Among all the urinary biomarkers, NGAL predicted three-month survival with the best performance (area under the curve [AUC] 0.70). Serum cystatin-C yielded similar predictive accuracy (AUC 0.72). None of the remaining biomarkers alone demonstrated comparable performance, Bataller said.
The findings may help clinicians in the care of individuals with alcoholic hepatitis, Bataller said.

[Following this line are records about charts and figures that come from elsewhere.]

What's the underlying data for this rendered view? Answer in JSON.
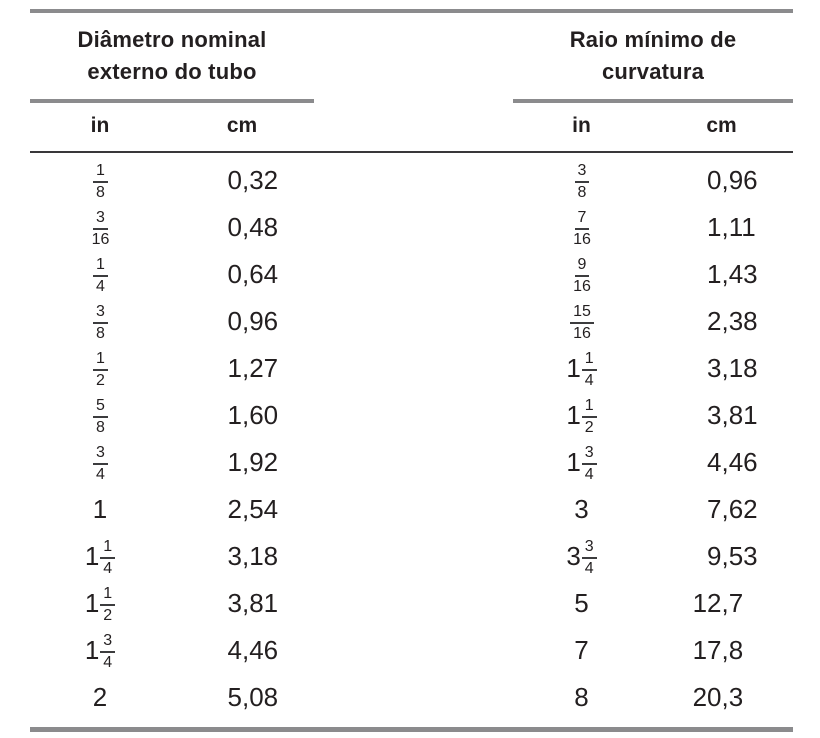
{
  "colors": {
    "text": "#231f20",
    "rule_gray": "#8b8b8d",
    "rule_dark": "#39383a",
    "background": "#ffffff"
  },
  "table": {
    "groups": [
      {
        "title": "Diâmetro nominal externo do tubo",
        "title_lines": [
          "Diâmetro nominal",
          "externo do tubo"
        ],
        "columns": [
          "in",
          "cm"
        ]
      },
      {
        "title": "Raio mínimo de curvatura",
        "title_lines": [
          "Raio mínimo de",
          "curvatura"
        ],
        "columns": [
          "in",
          "cm"
        ]
      }
    ],
    "rows": [
      {
        "diameter_in": {
          "num": "1",
          "den": "8"
        },
        "diameter_cm": "0,32",
        "radius_in": {
          "num": "3",
          "den": "8"
        },
        "radius_cm": "0,96"
      },
      {
        "diameter_in": {
          "num": "3",
          "den": "16"
        },
        "diameter_cm": "0,48",
        "radius_in": {
          "num": "7",
          "den": "16"
        },
        "radius_cm": "1,11"
      },
      {
        "diameter_in": {
          "num": "1",
          "den": "4"
        },
        "diameter_cm": "0,64",
        "radius_in": {
          "num": "9",
          "den": "16"
        },
        "radius_cm": "1,43"
      },
      {
        "diameter_in": {
          "num": "3",
          "den": "8"
        },
        "diameter_cm": "0,96",
        "radius_in": {
          "num": "15",
          "den": "16"
        },
        "radius_cm": "2,38"
      },
      {
        "diameter_in": {
          "num": "1",
          "den": "2"
        },
        "diameter_cm": "1,27",
        "radius_in": {
          "whole": "1",
          "num": "1",
          "den": "4"
        },
        "radius_cm": "3,18"
      },
      {
        "diameter_in": {
          "num": "5",
          "den": "8"
        },
        "diameter_cm": "1,60",
        "radius_in": {
          "whole": "1",
          "num": "1",
          "den": "2"
        },
        "radius_cm": "3,81"
      },
      {
        "diameter_in": {
          "num": "3",
          "den": "4"
        },
        "diameter_cm": "1,92",
        "radius_in": {
          "whole": "1",
          "num": "3",
          "den": "4"
        },
        "radius_cm": "4,46"
      },
      {
        "diameter_in": {
          "whole": "1"
        },
        "diameter_cm": "2,54",
        "radius_in": {
          "whole": "3"
        },
        "radius_cm": "7,62"
      },
      {
        "diameter_in": {
          "whole": "1",
          "num": "1",
          "den": "4"
        },
        "diameter_cm": "3,18",
        "radius_in": {
          "whole": "3",
          "num": "3",
          "den": "4"
        },
        "radius_cm": "9,53"
      },
      {
        "diameter_in": {
          "whole": "1",
          "num": "1",
          "den": "2"
        },
        "diameter_cm": "3,81",
        "radius_in": {
          "whole": "5"
        },
        "radius_cm": "12,7"
      },
      {
        "diameter_in": {
          "whole": "1",
          "num": "3",
          "den": "4"
        },
        "diameter_cm": "4,46",
        "radius_in": {
          "whole": "7"
        },
        "radius_cm": "17,8"
      },
      {
        "diameter_in": {
          "whole": "2"
        },
        "diameter_cm": "5,08",
        "radius_in": {
          "whole": "8"
        },
        "radius_cm": "20,3"
      }
    ]
  },
  "chart_data": {
    "type": "table",
    "column_groups": [
      "Diâmetro nominal externo do tubo",
      "Raio mínimo de curvatura"
    ],
    "columns": [
      "in",
      "cm",
      "in",
      "cm"
    ],
    "rows": [
      [
        "1/8",
        "0,32",
        "3/8",
        "0,96"
      ],
      [
        "3/16",
        "0,48",
        "7/16",
        "1,11"
      ],
      [
        "1/4",
        "0,64",
        "9/16",
        "1,43"
      ],
      [
        "3/8",
        "0,96",
        "15/16",
        "2,38"
      ],
      [
        "1/2",
        "1,27",
        "1 1/4",
        "3,18"
      ],
      [
        "5/8",
        "1,60",
        "1 1/2",
        "3,81"
      ],
      [
        "3/4",
        "1,92",
        "1 3/4",
        "4,46"
      ],
      [
        "1",
        "2,54",
        "3",
        "7,62"
      ],
      [
        "1 1/4",
        "3,18",
        "3 3/4",
        "9,53"
      ],
      [
        "1 1/2",
        "3,81",
        "5",
        "12,7"
      ],
      [
        "1 3/4",
        "4,46",
        "7",
        "17,8"
      ],
      [
        "2",
        "5,08",
        "8",
        "20,3"
      ]
    ]
  }
}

“With biomarkers of renal failure that are more sensitive than creatinine, we may be able to identify earlier those patients with initial kidney damage,” he said. “That may also help us to offer volume expansion in these patients with albumin, while simultaneously avoiding tests like CT scans and MRI, where contrast dye can damage the kidneys. It will also allow us to better monitor kidney disease in these patients.”
Ashwani K. Singal, MD, MS, an associate professor of medicine at the University of South Dakota Sanford School of Medicine, in Vermillion, said he was impressed with the translational study, although he said more research is needed given the relatively small sample size.
Singal stressed that it will be important to determine whether the relationship between IL-18 and AKI is merely an association or whether IL-18 can be used to predict AKI. “It would be quite powerful to have a biomarker that can predict which patients are going to develop AKI, because then you can initiate treatment early on,” he said.
Singal added that IL-18 may also prove a useful adjunct to an AKI risk score that he, Bataller and their colleagues developed several years ago (Liver Transpl 2018;24[12]:1655-1664). “It would be interesting to see if IL-18 is superior to the clinical score we developed or if it can be incorporated into that formula,” he said. “Because if we can improve the accuracy of that scoring system by adding this biomarker, then it will be more relevant clinically.”
—Michael Vlessides
Bataller and Singal reported no relevant financial disclosures. Singal is a member of the editorial board of Gastroenterology & Endoscopy News.
This article is from the May 2021 print issue.